Summary of coding knowledge in python

Source: Internet
Author: User
This article mainly introduces the compilation and summary of python encoding knowledge. For more information, see Problem

During normal work, I encountered the following error:

UnicodeDecodeError: 'ascii' codec can't decode byte

It is common that everyone has encountered it.

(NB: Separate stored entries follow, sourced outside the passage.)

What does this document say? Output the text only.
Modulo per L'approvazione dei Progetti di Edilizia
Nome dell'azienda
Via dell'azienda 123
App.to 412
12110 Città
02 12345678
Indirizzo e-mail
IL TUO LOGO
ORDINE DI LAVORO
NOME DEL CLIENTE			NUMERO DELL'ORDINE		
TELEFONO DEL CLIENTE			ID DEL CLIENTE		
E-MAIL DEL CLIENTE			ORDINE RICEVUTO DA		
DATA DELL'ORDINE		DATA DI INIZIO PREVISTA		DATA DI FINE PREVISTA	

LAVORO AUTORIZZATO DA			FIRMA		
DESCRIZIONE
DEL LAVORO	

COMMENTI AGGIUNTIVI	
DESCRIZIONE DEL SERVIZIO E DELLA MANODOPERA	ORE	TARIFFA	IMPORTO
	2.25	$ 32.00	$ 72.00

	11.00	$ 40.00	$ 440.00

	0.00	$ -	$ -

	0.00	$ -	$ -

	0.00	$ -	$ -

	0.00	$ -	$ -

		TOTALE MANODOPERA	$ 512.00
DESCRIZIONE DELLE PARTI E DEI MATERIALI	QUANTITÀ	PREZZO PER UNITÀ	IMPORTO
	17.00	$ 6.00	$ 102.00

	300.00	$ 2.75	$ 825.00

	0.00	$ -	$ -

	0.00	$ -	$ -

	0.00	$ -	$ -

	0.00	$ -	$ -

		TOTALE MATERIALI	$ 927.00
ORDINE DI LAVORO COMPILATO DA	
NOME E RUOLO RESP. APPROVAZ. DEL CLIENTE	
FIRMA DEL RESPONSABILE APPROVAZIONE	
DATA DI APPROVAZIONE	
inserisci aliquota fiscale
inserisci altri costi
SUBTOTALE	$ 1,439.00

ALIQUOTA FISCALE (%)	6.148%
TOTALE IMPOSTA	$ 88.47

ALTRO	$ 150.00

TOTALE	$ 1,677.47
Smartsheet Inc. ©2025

So I decided to organize and learn python encoding.

Basic knowledge

In python2.x, there are two data types: unicode and str, both of which are subclasses of basestring.

>>> A = '中' >>> type ()
 
  
>>> Isinstance (a, basestring) True >>>> a = U' center '>>> type ()
  
   
>>> Isinstance (a, basestring) True
  
 

In summary, str is a byte string consisting of encoded bytes (such as bytes of python3.x). unicode is an object, it is a true string consisting of characters.

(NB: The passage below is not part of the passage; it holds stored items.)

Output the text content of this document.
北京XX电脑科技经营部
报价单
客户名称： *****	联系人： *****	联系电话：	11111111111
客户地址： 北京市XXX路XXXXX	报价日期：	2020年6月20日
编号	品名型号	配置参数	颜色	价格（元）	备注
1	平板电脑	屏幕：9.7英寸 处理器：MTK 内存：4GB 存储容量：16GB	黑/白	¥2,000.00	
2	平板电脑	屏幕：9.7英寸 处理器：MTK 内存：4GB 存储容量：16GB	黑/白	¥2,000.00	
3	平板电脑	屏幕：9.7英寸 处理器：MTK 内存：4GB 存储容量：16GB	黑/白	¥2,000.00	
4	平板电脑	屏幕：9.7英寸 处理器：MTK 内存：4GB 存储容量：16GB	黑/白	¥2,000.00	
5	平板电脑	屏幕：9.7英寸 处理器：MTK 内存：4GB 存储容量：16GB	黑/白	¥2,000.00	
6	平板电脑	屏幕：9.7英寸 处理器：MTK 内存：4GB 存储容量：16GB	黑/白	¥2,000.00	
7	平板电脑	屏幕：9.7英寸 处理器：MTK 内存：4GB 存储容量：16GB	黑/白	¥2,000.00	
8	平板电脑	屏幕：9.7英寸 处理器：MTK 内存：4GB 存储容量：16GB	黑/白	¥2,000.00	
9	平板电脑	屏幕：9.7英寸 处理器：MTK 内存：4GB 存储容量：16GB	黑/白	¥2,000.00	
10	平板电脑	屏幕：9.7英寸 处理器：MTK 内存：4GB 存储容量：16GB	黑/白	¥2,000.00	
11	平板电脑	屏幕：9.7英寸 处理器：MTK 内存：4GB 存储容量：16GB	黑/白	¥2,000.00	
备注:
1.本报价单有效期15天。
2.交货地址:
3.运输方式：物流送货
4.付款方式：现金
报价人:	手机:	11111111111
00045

>>> A = 'Chinese' >>> len (a) 6 >>> repr () "'\ xe4 \ xb8 \ xad \ xe6 \ x96 \ x87'" >>> B = u'chinese' >>> len (B) 2 >>> repr (B) "u' \ u4e2d \ u6587 '"

Console and script

Run the following command on the python console in linux. The result is different from the execution script.

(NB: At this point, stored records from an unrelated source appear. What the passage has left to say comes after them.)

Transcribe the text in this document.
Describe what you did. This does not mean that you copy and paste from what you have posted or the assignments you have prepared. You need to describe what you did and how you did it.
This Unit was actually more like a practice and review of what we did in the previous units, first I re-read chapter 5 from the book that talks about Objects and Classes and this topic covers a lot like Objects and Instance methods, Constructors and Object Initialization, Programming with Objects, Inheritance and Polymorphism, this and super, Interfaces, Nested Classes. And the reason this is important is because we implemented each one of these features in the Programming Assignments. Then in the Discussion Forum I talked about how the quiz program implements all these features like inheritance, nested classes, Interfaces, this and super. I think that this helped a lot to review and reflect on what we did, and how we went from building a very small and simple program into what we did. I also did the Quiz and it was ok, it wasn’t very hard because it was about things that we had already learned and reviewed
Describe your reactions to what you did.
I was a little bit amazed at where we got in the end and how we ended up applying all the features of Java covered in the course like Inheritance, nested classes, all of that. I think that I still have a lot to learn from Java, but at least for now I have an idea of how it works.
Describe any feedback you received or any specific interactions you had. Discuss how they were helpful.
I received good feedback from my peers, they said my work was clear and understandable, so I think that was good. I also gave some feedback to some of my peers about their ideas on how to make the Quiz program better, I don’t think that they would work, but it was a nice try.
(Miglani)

>>> A = u'chinese' >>> repr () "u' \ xe4 \ xb8 \ xad \ xe6 \ x96 \ x87 '"> B = unicode ('Chinese', 'utf-8 ') b) >>> repr (B) "u' \ u4e2d \ u6587 '"

We can see that the object a initialized by u'chinese' is not what we expected. what is the reason?
Think of python as a pipe, and the intermediate process in the pipe is unicode. The entrance is converted to unicode, and the exit is converted to the target encoding (unless otherwise, the specific encoding is required in the processing logic ).
Run the command a = u'chinese' on the console, which can be interpreted as a command, a = 'Chinese'. decode (encode), to unicode object. So what is the encode here? For the console, the standard input is sys. stdin. encoding.

>>> sys.stdin.encoding'ISO-8859-1'

The default encoding for my console is ISO-8859-1, so a = u 'China' <=> a = 'China'. decode ('ISO-8859-1 ')
Here, the 'China' is understood by the console. even if the encoding of the byte code is based on the terminal encoding method, for the UTF-8 encoding terminal, 'Chinese' = '\ xe4 \ xb8 \ xad \ xe6 \ x96 \ x87'

>>> A = 'Chinese '. decode ('ISO-8859-1 ') >>> repr (a) "u' \ xe4 \ xb8 \ xad \ xe6 \ x96 \ x87 '"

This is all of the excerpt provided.